I know that Bush's supporters are probably all patting themselves on the back until it hurts right now because their candidate didn't blink and pout and smack his lips like a meth addict and he didn't shout like the crazy lady down the street. It's so easy to be impressed when your candidate sets his expectations low. Regardless of Bush's performance by his own standards, I feel quite comfortable in saying that Kerry met or exceeded his own standards, which meant that he still kicked ass, even if it wasn't the overwhelming ass that he kicked in the first two debates.

People who know me know that I really, really don't like being lied to. I don't. I would rather hear the dirty truth than a pretty half-truth. So you can imagine how pissed I was when Bush kept lying outright. Ooh, that got to me. Like that comment about how he never said that he wasn't concerned about Osama bin Laden - dude, I watched that press conference. Everybody did. It's on tape. We've had this conversation already with Dick Cheney - don't tell a lie if the public has a videotape of the truth. And the majority of his tax cuts go to the middle class? Say what?

But what pissed me off even more than that was his assertion that everything comes down to education. Or trial lawyers. Mostly education. Now, don't get me wrong, I'm all about education. I've been to good schools and crappy schools, and I can tell you for a fact that good schools are better and teachers don't get paid enough and cafeteria pizza never tastes good, ever, even if you put sausage on it. However, I don't think that a good, solid grasp of division and subtraction is what's standing between today's newly unemployed and a steady job. Somehow, Bush expects No Child Left Behind to magically retrieve tech jobs from India and re-employ the recently downsized.

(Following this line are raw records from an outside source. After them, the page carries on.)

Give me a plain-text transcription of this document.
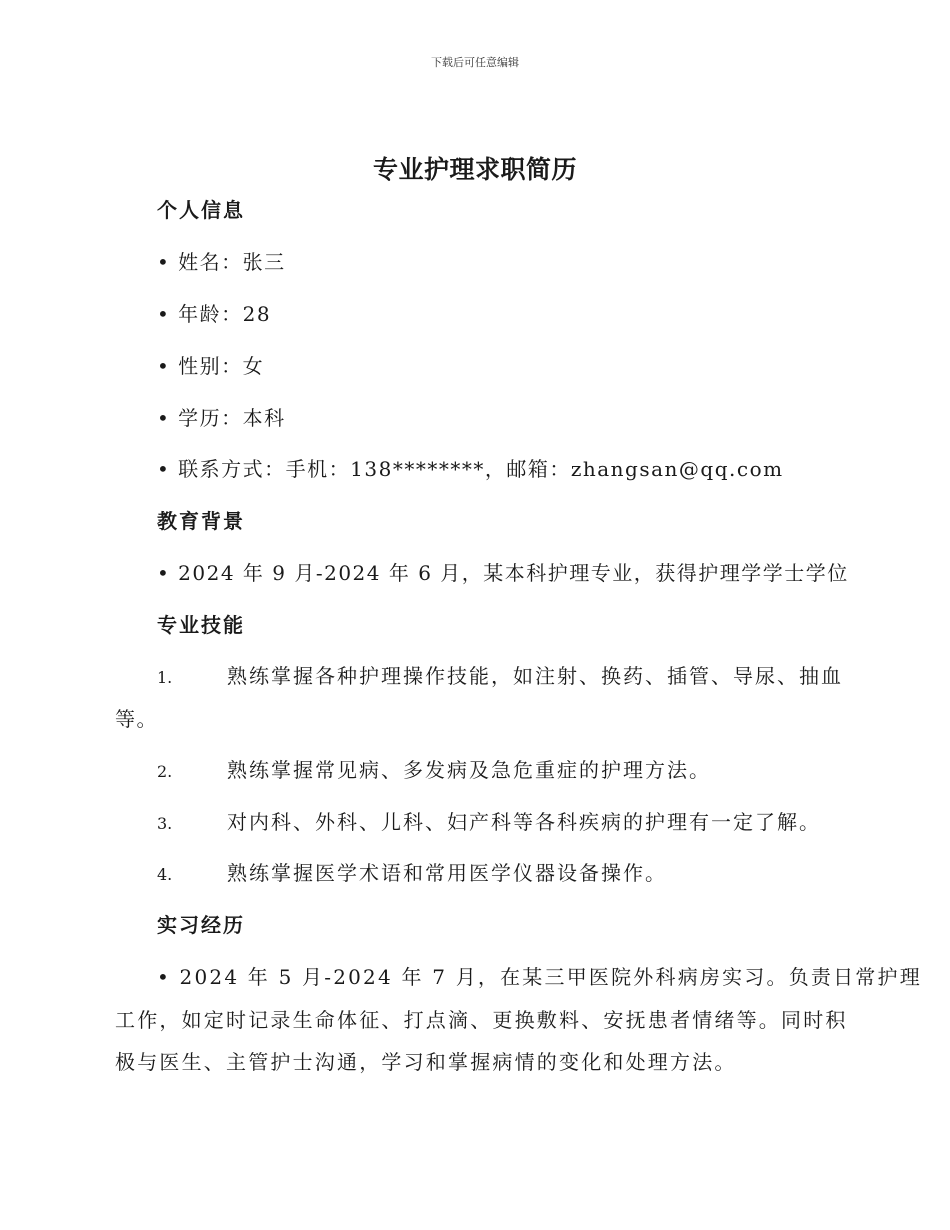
下载后可任意编辑
专业护理求职简历
个人信息
• 姓名：张三
• 年龄：28
• 性别：女
• 学历：本科
• 联系方式：手机：138********，邮箱：zhangsan@qq.com
教育背景
• 2024 年 9 月-2024 年 6 月，某本科护理专业，获得护理学学士学位
专业技能
1.	熟练掌握各种护理操作技能，如注射、换药、插管、导尿、抽血
等。
2.	熟练掌握常见病、多发病及急危重症的护理方法。
3.	对内科、外科、儿科、妇产科等各科疾病的护理有一定了解。
4.	熟练掌握医学术语和常用医学仪器设备操作。
实习经历
• 2024 年 5 月-2024 年 7 月，在某三甲医院外科病房实习。负责日常护理
工作，如定时记录生命体征、打点滴、更换敷料、安抚患者情绪等。同时积
极与医生、主管护士沟通，学习和掌握病情的变化和处理方法。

When asked what he would say to a guy who had just lost his job because it got sent over to Bangalore for half the pay, Bush basically said he would tell the guy to go to community college. What a freaking huge insult. I can't even express it. Kevin Drum did, and I thank him for it. All I can say is that my bachelor's degree (with honors, beeyatch) got me a job that just barely pays the bills. On the off chance that my job gets outsourced, a semester at Atlanta Metro and a job flipping burgers will do nothing but get me evicted for nonpayment of rent. So here's what you say to Mr. My-Tech-Job-Got-Sent-to-India, Mr. President: "Wow, sorry we don't have any job protection for you there, Mr. Master's-in-Information-Technology. Why don't you get yourself an associate's degree and work at one of the gazillion new minimum-wage jobs I've created to replace the two-million-plus jobs lost in the last four years? Sure, it won't pay the bills, but Susie didn't really need braces, now, did she?"

Vote for Kerry, people. Please. Eighteen days from now, we decide whether we want a president with real, viable plans for national security and domestic tranquility, or one who will lie his freaking ass off, when he's not spouting crap that he doesn't even know is untrue. Eighteen days from now, you've got the opportunity to save the world. Don't fuck up.